Parmi toutes les versions disponibles, celle que je recommande en priorité c'est celle avec un son crade et un orgue saturé produite début 1972 par John Cale et publiée en 1976 sur The Modern Lovers. Elle est connue comme la version Twice depuis qu'elle a été mise en face B d'un 45 tours en 1977. Les autres versions de cette époque, en public ou produites par Kim Fowley, sont plus anecdotiques, y compris la Version 2 sur Original Modern Lovers, avec Mars Bonfire à la guitare à la place de Jonathan, qui date de l'automne 1973 et qui, en moins de trois minutes, est la plus ramassée. La version Once, avec le groupe Earth Quake, publiée en 1975 sur Beserkley Chartbusters Volume 1, est plus sage et sans orgue, les guitares y sont donc en valeur. La version Thrice, enregistrée à Londres en 1977 en même temps que Modern Lovers Live, est la plus longue et c'est très bien ainsi, surtout que c'est la seule enregistrée avec la formation de cette époque.

Elle est très différente musicalement, mais à la même époque The Modern Lovers avaient à leur répertoire une chanson très proche de Roadrunner par ses paroles, Ride down on the highway, sauf que là Jonathan n'était pas seul, mais accompagné d'une petite amie. Je n'en ai pas fait un inventaire exhaustif, mais Jonathan a composé de nombreuses chansons sur son Massachusetts natal, à commencer par New England : Fenway Park, The Fenway, Twilight in Boston, Winter afternoon by B. U. in Boston, As we walk to Fenway Park in Boston Town,...

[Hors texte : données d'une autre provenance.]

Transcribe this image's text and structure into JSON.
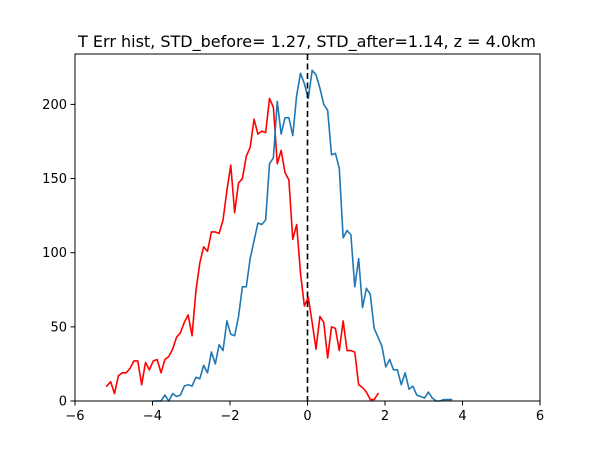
{
  "chart_data": {
    "type": "line",
    "title": "T Err hist, STD_before= 1.27, STD_after=1.14, z = 4.0km",
    "xlabel": "",
    "ylabel": "",
    "xlim": [
      -6,
      6
    ],
    "ylim": [
      0,
      234
    ],
    "xticks": [
      -6,
      -4,
      -2,
      0,
      2,
      4,
      6
    ],
    "xtick_labels": [
      "−6",
      "−4",
      "−2",
      "0",
      "2",
      "4",
      "6"
    ],
    "yticks": [
      0,
      50,
      100,
      150,
      200
    ],
    "ytick_labels": [
      "0",
      "50",
      "100",
      "150",
      "200"
    ],
    "grid": false,
    "reference_line": {
      "x": 0,
      "style": "dashed",
      "color": "#000000"
    },
    "series": [
      {
        "color": "#ff0000",
        "x": [
          -5.18,
          -5.08,
          -4.98,
          -4.88,
          -4.78,
          -4.68,
          -4.58,
          -4.48,
          -4.38,
          -4.28,
          -4.18,
          -4.08,
          -3.98,
          -3.88,
          -3.78,
          -3.68,
          -3.58,
          -3.48,
          -3.38,
          -3.28,
          -3.18,
          -3.08,
          -2.98,
          -2.88,
          -2.78,
          -2.68,
          -2.58,
          -2.48,
          -2.38,
          -2.28,
          -2.18,
          -2.08,
          -1.98,
          -1.88,
          -1.78,
          -1.68,
          -1.58,
          -1.48,
          -1.38,
          -1.28,
          -1.18,
          -1.08,
          -0.98,
          -0.88,
          -0.78,
          -0.68,
          -0.58,
          -0.48,
          -0.38,
          -0.28,
          -0.18,
          -0.08,
          0.02,
          0.12,
          0.22,
          0.32,
          0.42,
          0.52,
          0.62,
          0.72,
          0.82,
          0.92,
          1.02,
          1.12,
          1.22,
          1.32,
          1.42,
          1.52,
          1.62,
          1.72,
          1.82
        ],
        "y": [
          10,
          13,
          5,
          17,
          19,
          19,
          22,
          27,
          27,
          11,
          26,
          21,
          27,
          28,
          19,
          28,
          30,
          35,
          43,
          46,
          53,
          58,
          44,
          74,
          93,
          104,
          101,
          114,
          114,
          113,
          122,
          142,
          159,
          127,
          147,
          150,
          165,
          171,
          190,
          180,
          182,
          181,
          204,
          198,
          160,
          169,
          154,
          149,
          109,
          119,
          86,
          64,
          70,
          53,
          35,
          57,
          53,
          29,
          50,
          49,
          34,
          54,
          34,
          34,
          33,
          11,
          9,
          6,
          1,
          1,
          5
        ]
      },
      {
        "color": "#1f77b4",
        "x": [
          -3.98,
          -3.88,
          -3.78,
          -3.68,
          -3.58,
          -3.48,
          -3.38,
          -3.28,
          -3.18,
          -3.08,
          -2.98,
          -2.88,
          -2.78,
          -2.68,
          -2.58,
          -2.48,
          -2.38,
          -2.28,
          -2.18,
          -2.08,
          -1.98,
          -1.88,
          -1.78,
          -1.68,
          -1.58,
          -1.48,
          -1.38,
          -1.28,
          -1.18,
          -1.08,
          -0.98,
          -0.88,
          -0.78,
          -0.68,
          -0.58,
          -0.48,
          -0.38,
          -0.28,
          -0.18,
          -0.08,
          0.02,
          0.12,
          0.22,
          0.32,
          0.42,
          0.52,
          0.62,
          0.72,
          0.82,
          0.92,
          1.02,
          1.12,
          1.22,
          1.32,
          1.42,
          1.52,
          1.62,
          1.72,
          1.82,
          1.92,
          2.02,
          2.12,
          2.22,
          2.32,
          2.42,
          2.52,
          2.62,
          2.72,
          2.82,
          2.92,
          3.02,
          3.12,
          3.22,
          3.32,
          3.42,
          3.52,
          3.62,
          3.72
        ],
        "y": [
          0,
          0,
          0,
          4,
          0,
          5,
          3,
          4,
          10,
          11,
          10,
          16,
          15,
          24,
          19,
          33,
          25,
          38,
          34,
          54,
          45,
          44,
          57,
          77,
          77,
          96,
          108,
          120,
          119,
          122,
          160,
          164,
          202,
          180,
          191,
          191,
          179,
          206,
          221,
          214,
          204,
          223,
          220,
          211,
          200,
          196,
          166,
          167,
          157,
          110,
          115,
          112,
          77,
          96,
          63,
          76,
          72,
          49,
          43,
          37,
          23,
          28,
          21,
          21,
          11,
          19,
          8,
          10,
          4,
          3,
          2,
          6,
          2,
          0,
          0,
          1,
          1,
          1
        ]
      }
    ]
  }
}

Roadrunner a souvent été reprise, notamment, pour rester dans la galaxie Beserkley, par le Greg Kihn Band en 1979 et par Joan Jett en 1986. En 1984, The Jazz Butcher en a publié une version accélérée en face A de single. La version la plus réputée est sans contexte celle des Sex Pistols, enregistrée en répétition en 1976 et publiée en 1979 sur la bande originale du film La grande escroquerie du Rock 'n' Roll. Elle est enchaînée avec Johnny B. Goode de Chuck Berry et Johnny Rotten s'énerve car il ne connaît pas les paroles.
Pour ma part, le 5 février 1988, en Bretagne près de Morlaix, je me suis hissé à la hauteur de Johnny Rotten en rejoignant Biff Bang Pow ! sur scène dans une discothèque déserte pour massacrer allègrement Roadrunner. L'une des rares fois où j'ai "chanté" en public.